Pedir una señal a Dios es una acción estrambótica, típica del desconfiado. Lo mismo hizo el padre de Juan Bautista cuando el ángel le contó que su anciana mujer iba a concebir un hijo, no se lo creyó, le pareció que había tenido una visión de pesadilla. A mí dadme una señal, dice el escéptico, y entonces ya veré lo que hago. El que ama, sencillamente se fía, porque sabe que lo que el amado cuenta es palabra de honor, palabra irrevocable. Si el Señor dijo, “yo soy la resurrección y la vida, el que cree en mí aunque haya muerto vivirá”, sólo un enamorado dice “me lo creo porque te conozco y deseas todo el bien para mí”. Porque sólo el amor es digno de fe.

Recuerdo el caso de un amigo sacerdote que tras realizar la unción a un enfermo, la gracia del sacramento le salvó la vida.
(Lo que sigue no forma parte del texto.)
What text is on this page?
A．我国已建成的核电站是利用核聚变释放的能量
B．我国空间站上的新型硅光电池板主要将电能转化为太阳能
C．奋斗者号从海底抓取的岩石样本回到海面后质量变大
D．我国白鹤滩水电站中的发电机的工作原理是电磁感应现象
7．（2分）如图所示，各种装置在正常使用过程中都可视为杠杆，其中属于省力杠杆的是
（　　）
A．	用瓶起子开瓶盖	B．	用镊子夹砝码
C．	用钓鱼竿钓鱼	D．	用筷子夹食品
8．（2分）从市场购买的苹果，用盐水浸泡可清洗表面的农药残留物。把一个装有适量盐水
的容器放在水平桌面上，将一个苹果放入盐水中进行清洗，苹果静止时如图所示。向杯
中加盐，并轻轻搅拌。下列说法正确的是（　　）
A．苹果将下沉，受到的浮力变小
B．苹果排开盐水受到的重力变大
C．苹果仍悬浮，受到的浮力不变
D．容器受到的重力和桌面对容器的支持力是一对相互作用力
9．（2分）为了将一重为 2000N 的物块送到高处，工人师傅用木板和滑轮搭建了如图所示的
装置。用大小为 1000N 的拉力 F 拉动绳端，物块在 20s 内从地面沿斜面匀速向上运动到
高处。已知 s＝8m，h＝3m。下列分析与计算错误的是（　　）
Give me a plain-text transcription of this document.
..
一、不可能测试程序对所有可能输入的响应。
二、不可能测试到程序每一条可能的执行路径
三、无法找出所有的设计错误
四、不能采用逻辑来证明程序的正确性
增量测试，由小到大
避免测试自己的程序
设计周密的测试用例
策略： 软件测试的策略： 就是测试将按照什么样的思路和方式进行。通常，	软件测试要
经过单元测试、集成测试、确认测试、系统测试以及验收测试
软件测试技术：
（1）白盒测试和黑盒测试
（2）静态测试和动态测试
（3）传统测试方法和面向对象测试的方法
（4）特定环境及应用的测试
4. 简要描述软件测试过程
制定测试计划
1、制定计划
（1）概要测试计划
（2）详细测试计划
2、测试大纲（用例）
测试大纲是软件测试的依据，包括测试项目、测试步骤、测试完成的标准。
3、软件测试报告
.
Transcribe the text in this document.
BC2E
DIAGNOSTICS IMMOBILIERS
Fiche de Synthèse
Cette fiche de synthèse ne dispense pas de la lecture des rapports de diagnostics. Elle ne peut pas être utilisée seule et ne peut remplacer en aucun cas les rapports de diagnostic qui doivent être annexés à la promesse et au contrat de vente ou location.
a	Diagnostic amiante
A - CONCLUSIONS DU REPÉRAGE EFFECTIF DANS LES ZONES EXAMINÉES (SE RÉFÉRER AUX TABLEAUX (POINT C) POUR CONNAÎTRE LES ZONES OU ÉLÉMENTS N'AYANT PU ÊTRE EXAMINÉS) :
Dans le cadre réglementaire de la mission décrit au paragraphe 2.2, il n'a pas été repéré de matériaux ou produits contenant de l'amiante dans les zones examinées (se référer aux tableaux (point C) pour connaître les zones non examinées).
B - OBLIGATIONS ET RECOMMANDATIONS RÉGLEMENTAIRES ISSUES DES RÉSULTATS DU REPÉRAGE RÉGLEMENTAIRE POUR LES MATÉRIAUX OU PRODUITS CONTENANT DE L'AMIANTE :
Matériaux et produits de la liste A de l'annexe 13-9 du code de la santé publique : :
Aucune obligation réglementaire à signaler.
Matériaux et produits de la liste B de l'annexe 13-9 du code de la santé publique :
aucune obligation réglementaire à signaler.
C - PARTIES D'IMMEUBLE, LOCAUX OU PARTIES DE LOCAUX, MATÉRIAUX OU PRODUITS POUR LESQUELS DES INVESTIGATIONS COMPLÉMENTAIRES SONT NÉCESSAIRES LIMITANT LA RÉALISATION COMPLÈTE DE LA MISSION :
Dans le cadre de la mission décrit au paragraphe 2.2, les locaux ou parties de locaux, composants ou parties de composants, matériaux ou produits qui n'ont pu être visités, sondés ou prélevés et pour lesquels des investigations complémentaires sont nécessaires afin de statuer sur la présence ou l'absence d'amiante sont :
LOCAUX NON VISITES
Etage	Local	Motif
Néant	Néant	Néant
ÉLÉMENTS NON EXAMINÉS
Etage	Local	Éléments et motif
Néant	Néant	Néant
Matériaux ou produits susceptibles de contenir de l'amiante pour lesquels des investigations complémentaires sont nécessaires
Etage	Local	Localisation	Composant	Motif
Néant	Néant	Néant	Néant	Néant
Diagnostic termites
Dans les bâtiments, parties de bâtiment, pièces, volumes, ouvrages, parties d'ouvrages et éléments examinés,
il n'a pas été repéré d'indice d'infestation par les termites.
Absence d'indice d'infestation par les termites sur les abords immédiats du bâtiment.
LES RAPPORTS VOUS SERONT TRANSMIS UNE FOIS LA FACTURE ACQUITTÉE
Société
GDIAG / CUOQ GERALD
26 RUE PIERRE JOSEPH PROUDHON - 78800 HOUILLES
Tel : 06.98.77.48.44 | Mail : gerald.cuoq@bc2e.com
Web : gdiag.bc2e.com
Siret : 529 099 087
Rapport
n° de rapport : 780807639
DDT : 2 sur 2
El enfermo, a quien los médicos habían desahuciado, recuperó su vida ordinaria. Su mujer, una persona no creyente, se dirigió al sacerdote y le dijo, “muy bien, me has devuelto a mi marido y te lo agradezco, pero esto no me hace creer en Dios”. ¿No resuenan aquí las palabras del Señor en el Evangelio “al que tiene se le dará, y al que no tiene se le quitará hasta lo que tiene”. Porque el creyente, el amante, se fía y su confianza brota de una fuente que nunca se agota.

El Señor dice a los que se apretujaban para oírlo, “esta generación pide una señal, y no se le dará más que un signo, el signo de Jonás”, que estuvo tres días en la panza del cetáceo. Aquí el Señor hace el spoiler de su propia muerte, adelanta que el milagro verdadero que Dios propone al mundo será su muerte, su reducción a cenizas. Y allí es donde los enfermos del mundo se reunirán para poder mirar algo asombroso, las llagas de Dios son llagas humanas clavadas a una cruz. Nada tan consolador para quien sufre que encontrarse delante de un Dios que conoce el significado en profundidad de la palabra “empatía”, se pone en nuestro lugar, mira el sufrimiento humano desde el suyo y nos salva muriendo.

¿Hace falta un signo mayor? ¿Quién se atreve a tanto? Por eso, estos días de Cuaresma contemplamos a diario la señal silenciosa de la cruz: un Dios mudo, traspasado y enamorado, he ahí el milagro.